Un documento de arquitectura no es un diagrama bonito
El propósito de un documento de arquitectura no es lucir: es permitir que otro equipo entienda, construya y mantenga la solución, y que las decisiones se puedan revisar dentro de un año sin arqueología. Si no cumple eso, sobra.
Contexto y objetivos de negocio
Debe abrir con el problema que resuelve y las restricciones reales: presupuesto, tiempo, equipo, cumplimiento.
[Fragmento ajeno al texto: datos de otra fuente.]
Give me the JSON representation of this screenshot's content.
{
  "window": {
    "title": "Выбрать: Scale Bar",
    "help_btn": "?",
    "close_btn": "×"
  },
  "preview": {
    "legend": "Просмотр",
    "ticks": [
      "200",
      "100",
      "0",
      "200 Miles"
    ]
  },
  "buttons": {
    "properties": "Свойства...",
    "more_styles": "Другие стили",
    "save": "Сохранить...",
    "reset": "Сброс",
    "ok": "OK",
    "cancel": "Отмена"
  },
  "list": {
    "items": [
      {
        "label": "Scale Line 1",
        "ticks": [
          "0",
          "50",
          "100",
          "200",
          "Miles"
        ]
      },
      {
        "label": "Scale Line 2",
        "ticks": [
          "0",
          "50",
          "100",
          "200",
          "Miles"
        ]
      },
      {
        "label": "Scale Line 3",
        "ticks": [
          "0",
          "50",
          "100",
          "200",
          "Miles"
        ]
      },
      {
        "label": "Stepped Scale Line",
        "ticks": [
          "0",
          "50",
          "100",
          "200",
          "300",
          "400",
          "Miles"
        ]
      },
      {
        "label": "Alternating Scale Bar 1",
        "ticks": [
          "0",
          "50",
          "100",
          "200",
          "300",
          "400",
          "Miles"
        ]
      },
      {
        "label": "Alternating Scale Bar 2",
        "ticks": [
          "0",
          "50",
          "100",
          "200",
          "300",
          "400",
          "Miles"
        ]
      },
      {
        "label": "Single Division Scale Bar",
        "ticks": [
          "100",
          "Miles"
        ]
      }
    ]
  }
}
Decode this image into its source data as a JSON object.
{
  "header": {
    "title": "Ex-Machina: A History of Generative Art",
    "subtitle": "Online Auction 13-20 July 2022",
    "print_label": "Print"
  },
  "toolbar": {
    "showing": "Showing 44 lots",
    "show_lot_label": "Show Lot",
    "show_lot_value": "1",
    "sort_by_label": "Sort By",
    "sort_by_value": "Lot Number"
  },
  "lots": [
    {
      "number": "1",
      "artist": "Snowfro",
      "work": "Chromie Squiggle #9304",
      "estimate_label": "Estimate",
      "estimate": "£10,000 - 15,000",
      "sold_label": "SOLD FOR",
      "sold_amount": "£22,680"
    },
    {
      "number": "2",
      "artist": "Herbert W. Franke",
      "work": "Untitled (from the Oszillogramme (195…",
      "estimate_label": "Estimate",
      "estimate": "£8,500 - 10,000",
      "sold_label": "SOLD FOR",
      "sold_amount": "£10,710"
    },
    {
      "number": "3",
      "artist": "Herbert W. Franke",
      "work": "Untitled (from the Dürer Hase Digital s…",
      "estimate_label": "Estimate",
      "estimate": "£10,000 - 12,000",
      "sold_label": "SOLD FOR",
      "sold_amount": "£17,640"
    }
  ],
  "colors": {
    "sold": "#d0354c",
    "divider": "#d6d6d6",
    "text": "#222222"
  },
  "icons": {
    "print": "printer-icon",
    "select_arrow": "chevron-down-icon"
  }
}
Una arquitectura solo se entiende a la luz de lo que intentaba lograr; sin ese contexto, las decisiones parecen arbitrarias.
Componentes, datos e integraciones
El corazón del documento: qué componentes existen, qué responsabilidad tiene cada uno, cómo fluyen los datos y qué integraciones hay con sistemas externos. Diagramas, sí, pero acompañados de texto que explique el porqué.
Decisiones y alternativas descartadas
Lo que más se agradece con el tiempo: registrar cada decisión importante con las alternativas que se consideraron y por qué se descartaron. Es lo que evita repetir debates y revertir por error decisiones bien fundadas.
Riesgos, seguridad y roadmap
Un buen documento nombra los riesgos y cómo se mitigan, define el modelo de seguridad y cierra con un roadmap de implementación por fases con estimación. Sin ese puente hacia la ejecución, la arquitectura se queda en teoría.